Les actions opérationnelles de lutte contre la propagation du scolyte ont été compliquées pour les gestionnaires de forêts publiques comme privés qui souvent ne trouvaient pas d’exploitants disponibles ou d’acheteurs pour leurs faibles volumes de bois. Les arrêtés de lutte obligatoire s’en sont vus réduits en efficacité. En Belgique, l’exploitation a de plus été empêchée dans la zone de quarantaine pour la peste porcine.

De nouvelles technologies ont vu le jour mais leur déploiement est resté limité (télédétection des foyers par images satellites, applications de géolocalisation des foyers et de partage d’information, modèles prédictifs…).

Du point de vue de la transformation, les scieurs de grosses dimensions ou travaillant sur plusieurs essences de bois ont été moins impactés.
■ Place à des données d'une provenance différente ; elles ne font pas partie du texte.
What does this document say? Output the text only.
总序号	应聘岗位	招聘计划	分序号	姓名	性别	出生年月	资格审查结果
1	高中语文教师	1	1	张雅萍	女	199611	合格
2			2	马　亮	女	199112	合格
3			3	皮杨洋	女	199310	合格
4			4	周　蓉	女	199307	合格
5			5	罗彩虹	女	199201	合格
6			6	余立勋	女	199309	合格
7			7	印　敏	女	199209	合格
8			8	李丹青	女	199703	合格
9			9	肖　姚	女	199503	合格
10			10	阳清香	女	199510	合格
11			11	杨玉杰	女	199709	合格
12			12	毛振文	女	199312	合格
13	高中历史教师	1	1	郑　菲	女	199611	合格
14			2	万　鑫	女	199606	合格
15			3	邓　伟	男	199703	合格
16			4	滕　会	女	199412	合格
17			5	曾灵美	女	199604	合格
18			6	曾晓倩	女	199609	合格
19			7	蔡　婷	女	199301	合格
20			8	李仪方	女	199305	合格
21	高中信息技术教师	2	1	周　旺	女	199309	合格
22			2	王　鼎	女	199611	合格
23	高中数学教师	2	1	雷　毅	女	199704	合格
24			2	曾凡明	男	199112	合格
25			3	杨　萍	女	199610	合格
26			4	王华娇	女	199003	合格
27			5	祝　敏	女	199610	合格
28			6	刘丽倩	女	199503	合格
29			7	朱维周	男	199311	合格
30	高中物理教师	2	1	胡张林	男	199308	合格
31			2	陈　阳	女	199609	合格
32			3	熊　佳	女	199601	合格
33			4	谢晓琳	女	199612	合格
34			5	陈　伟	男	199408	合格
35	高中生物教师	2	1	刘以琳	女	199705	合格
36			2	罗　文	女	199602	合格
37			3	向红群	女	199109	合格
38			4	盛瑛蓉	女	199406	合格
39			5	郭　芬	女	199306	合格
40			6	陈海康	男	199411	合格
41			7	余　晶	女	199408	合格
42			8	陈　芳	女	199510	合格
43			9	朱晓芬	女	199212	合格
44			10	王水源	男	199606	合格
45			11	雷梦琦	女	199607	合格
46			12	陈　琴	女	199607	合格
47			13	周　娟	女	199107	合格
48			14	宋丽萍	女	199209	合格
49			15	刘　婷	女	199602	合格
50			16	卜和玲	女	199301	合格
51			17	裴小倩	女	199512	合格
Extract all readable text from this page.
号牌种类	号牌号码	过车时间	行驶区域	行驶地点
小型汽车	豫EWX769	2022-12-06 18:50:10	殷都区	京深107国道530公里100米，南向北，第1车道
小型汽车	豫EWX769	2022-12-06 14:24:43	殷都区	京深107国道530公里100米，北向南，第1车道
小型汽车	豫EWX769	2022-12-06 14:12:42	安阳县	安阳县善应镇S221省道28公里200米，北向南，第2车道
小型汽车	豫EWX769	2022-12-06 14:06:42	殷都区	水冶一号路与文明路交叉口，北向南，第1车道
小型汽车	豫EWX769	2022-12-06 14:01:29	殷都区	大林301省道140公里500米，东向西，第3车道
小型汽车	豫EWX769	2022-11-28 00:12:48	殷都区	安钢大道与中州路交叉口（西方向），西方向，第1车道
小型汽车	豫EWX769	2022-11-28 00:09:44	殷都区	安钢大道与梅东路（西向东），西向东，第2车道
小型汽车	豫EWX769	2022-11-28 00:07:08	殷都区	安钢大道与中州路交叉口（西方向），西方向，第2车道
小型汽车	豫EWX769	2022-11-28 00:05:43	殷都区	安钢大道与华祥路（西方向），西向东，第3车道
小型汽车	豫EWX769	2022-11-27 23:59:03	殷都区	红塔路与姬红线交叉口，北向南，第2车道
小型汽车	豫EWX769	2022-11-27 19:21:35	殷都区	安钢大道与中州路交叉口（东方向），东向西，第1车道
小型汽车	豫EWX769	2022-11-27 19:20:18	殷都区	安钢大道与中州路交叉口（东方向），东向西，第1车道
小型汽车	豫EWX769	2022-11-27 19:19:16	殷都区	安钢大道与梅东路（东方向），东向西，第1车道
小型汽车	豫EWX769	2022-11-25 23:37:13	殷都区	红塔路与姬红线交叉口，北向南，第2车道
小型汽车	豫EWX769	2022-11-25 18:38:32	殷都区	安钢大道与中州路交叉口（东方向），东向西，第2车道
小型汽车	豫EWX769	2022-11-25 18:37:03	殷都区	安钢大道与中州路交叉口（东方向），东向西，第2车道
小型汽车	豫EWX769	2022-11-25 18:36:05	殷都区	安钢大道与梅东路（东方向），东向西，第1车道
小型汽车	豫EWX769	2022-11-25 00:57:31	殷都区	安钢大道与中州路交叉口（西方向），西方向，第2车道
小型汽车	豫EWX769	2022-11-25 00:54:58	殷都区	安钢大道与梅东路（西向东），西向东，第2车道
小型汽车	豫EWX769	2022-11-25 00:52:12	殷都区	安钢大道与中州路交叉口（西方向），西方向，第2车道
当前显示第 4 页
Malgré l’absence d’impact du bleuissement sur les propriétés mécaniques du bois, les bois scolytés ont été plus difficilement valorisables.
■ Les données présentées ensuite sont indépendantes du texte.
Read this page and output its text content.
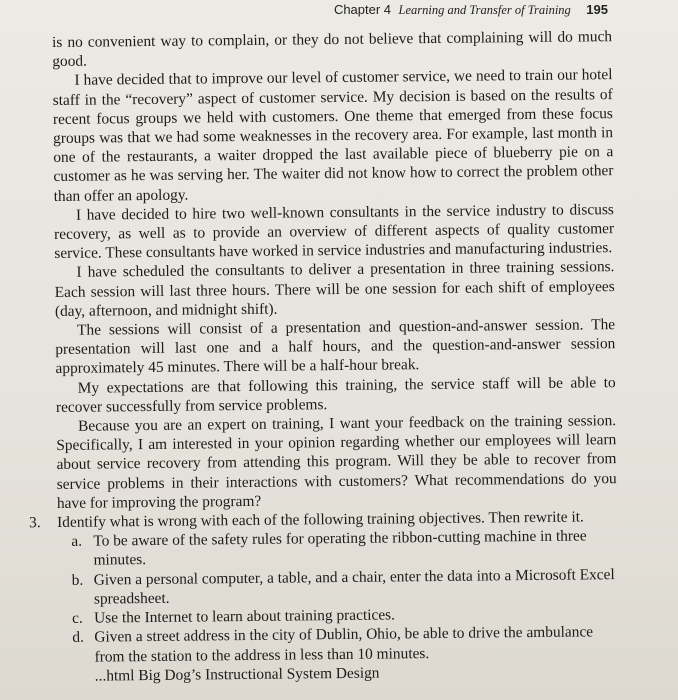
Chapter 4 Learning and Transfer of Training 195

is no convenient way to complain, or they do not believe that complaining will do much good.

I have decided that to improve our level of customer service, we need to train our hotel staff in the “recovery” aspect of customer service. My decision is based on the results of recent focus groups we held with customers. One theme that emerged from these focus groups was that we had some weaknesses in the recovery area. For example, last month in one of the restaurants, a waiter dropped the last available piece of blueberry pie on a customer as he was serving her. The waiter did not know how to correct the problem other than offer an apology.

I have decided to hire two well-known consultants in the service industry to discuss recovery, as well as to provide an overview of different aspects of quality customer service. These consultants have worked in service industries and manufacturing industries.

I have scheduled the consultants to deliver a presentation in three training sessions. Each session will last three hours. There will be one session for each shift of employees (day, afternoon, and midnight shift).

The sessions will consist of a presentation and question-and-answer session. The presentation will last one and a half hours, and the question-and-answer session approximately 45 minutes. There will be a half-hour break.

My expectations are that following this training, the service staff will be able to recover successfully from service problems.

Because you are an expert on training, I want your feedback on the training session. Specifically, I am interested in your opinion regarding whether our employees will learn about service recovery from attending this program. Will they be able to recover from service problems in their interactions with customers? What recommendations do you have for improving the program?

3.	Identify what is wrong with each of the following training objectives. Then rewrite it.
a. To be aware of the safety rules for operating the ribbon-cutting machine in three minutes.
b. Given a personal computer, a table, and a chair, enter the data into a Microsoft Excel spreadsheet.
c. Use the Internet to learn about training practices.
d. Given a street address in the city of Dublin, Ohio, be able to drive the ambulance from the station to the address in less than 10 minutes.
...html Big Dog’s Instructional System Design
En ce qui concerne la communication entre la filière et l’état, celle-ci a été perçue comme efficace en France et en Allemagne mais les acteurs relèvent des blocages liés à la lenteur des démarches administratives pour l’obtention des aides financières.

En Belgique, aucune aide financière liée à la crise scolyte n’avait été mise en place au moment de l’enquête, entraînant parfois des abandons d’exploitation et des difficultés à investir dans la reconstitution sans revenus de la vente. Les budgets alloués à la recherche ont cependant été augmentés.
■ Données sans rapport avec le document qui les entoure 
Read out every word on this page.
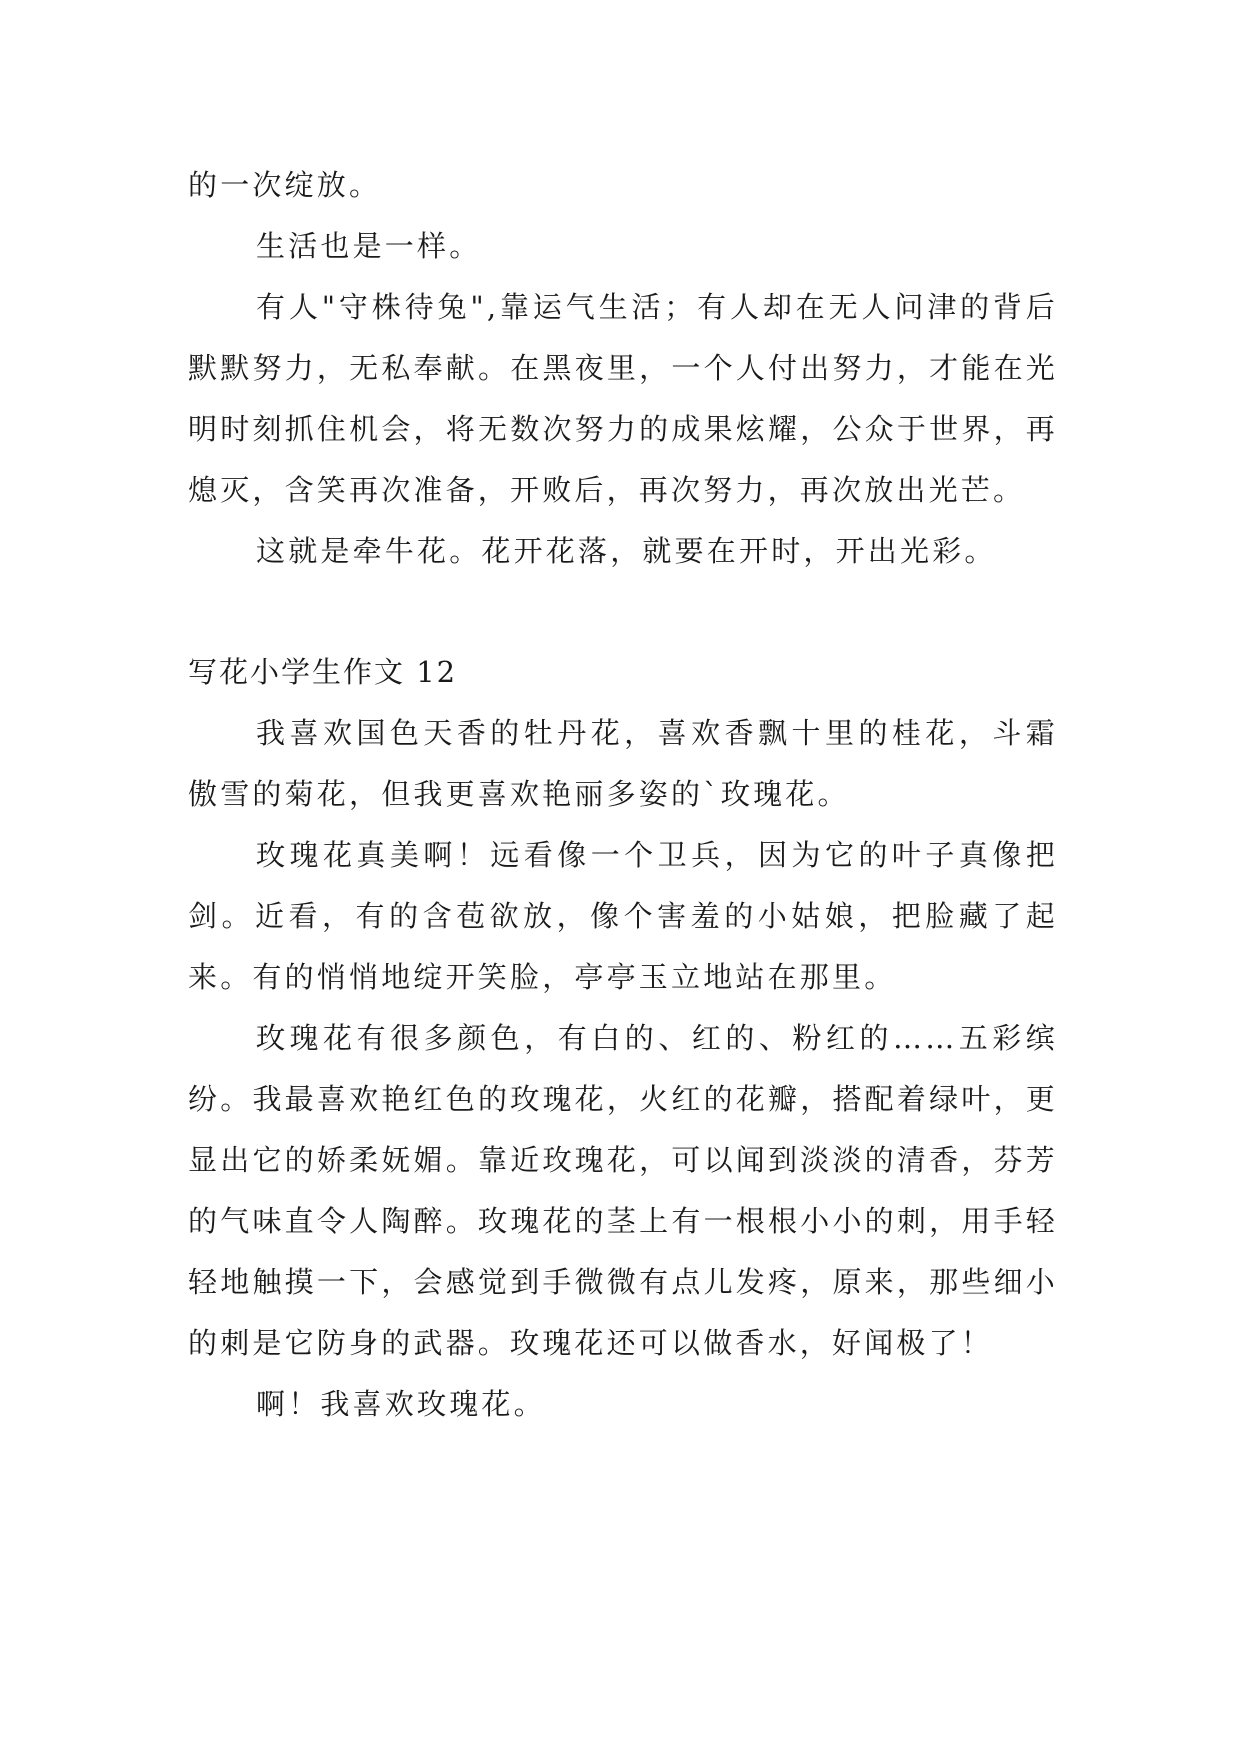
的一次绽放。

生活也是一样。

有人"守株待兔",靠运气生活；有人却在无人问津的背后默默努力，无私奉献。在黑夜里，一个人付出努力，才能在光明时刻抓住机会，将无数次努力的成果炫耀，公众于世界，再熄灭，含笑再次准备，开败后，再次努力，再次放出光芒。

这就是牵牛花。花开花落，就要在开时，开出光彩。

写花小学生作文 12

我喜欢国色天香的牡丹花，喜欢香飘十里的桂花，斗霜傲雪的菊花，但我更喜欢艳丽多姿的`玫瑰花。

玫瑰花真美啊！远看像一个卫兵，因为它的叶子真像把剑。近看，有的含苞欲放，像个害羞的小姑娘，把脸藏了起来。有的悄悄地绽开笑脸，亭亭玉立地站在那里。

玫瑰花有很多颜色，有白的、红的、粉红的……五彩缤纷。我最喜欢艳红色的玫瑰花，火红的花瓣，搭配着绿叶，更显出它的娇柔妩媚。靠近玫瑰花，可以闻到淡淡的清香，芬芳的气味直令人陶醉。玫瑰花的茎上有一根根小小的刺，用手轻轻地触摸一下，会感觉到手微微有点儿发疼，原来，那些细小的刺是它防身的武器。玫瑰花还可以做香水，好闻极了！

啊！我喜欢玫瑰花。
L’enquête montre une prise de conscience des acteurs interrogés vis-à-vis des problématiques sanitaires, des impacts des changements climatiques, et de la nécessité de mener une réflexion sur le long terme. Elle relève également une inquiétude concernant l’équilibre sylvo-cynégétique qui risque de compromettre le renouvellement des peuplements.

Différentes visions et stratégies se marquent au sein de la filière avec un clivage entre l’amont et l’aval mais il y a un consensus clair sur le fait qu’il serait souhaitable d’augmenter les mélanges en essences et de favoriser la résilience des peuplements.

Sénécal S., Brice K., Sauban F. et al. (2020). La crise des scolytes (Ips typographus) ravageurs de l’Épicéa commun (Picea abies) vue de l’intérieur. Retours sur une enquête qualitative auprès d’acteurs du nord-est de la France et sa zone transfrontalière (Allemagne, Belgique) réalisée fin 2019-Début 2020. Revue forestière française, AgroParisTech, 72(5) : 425-441.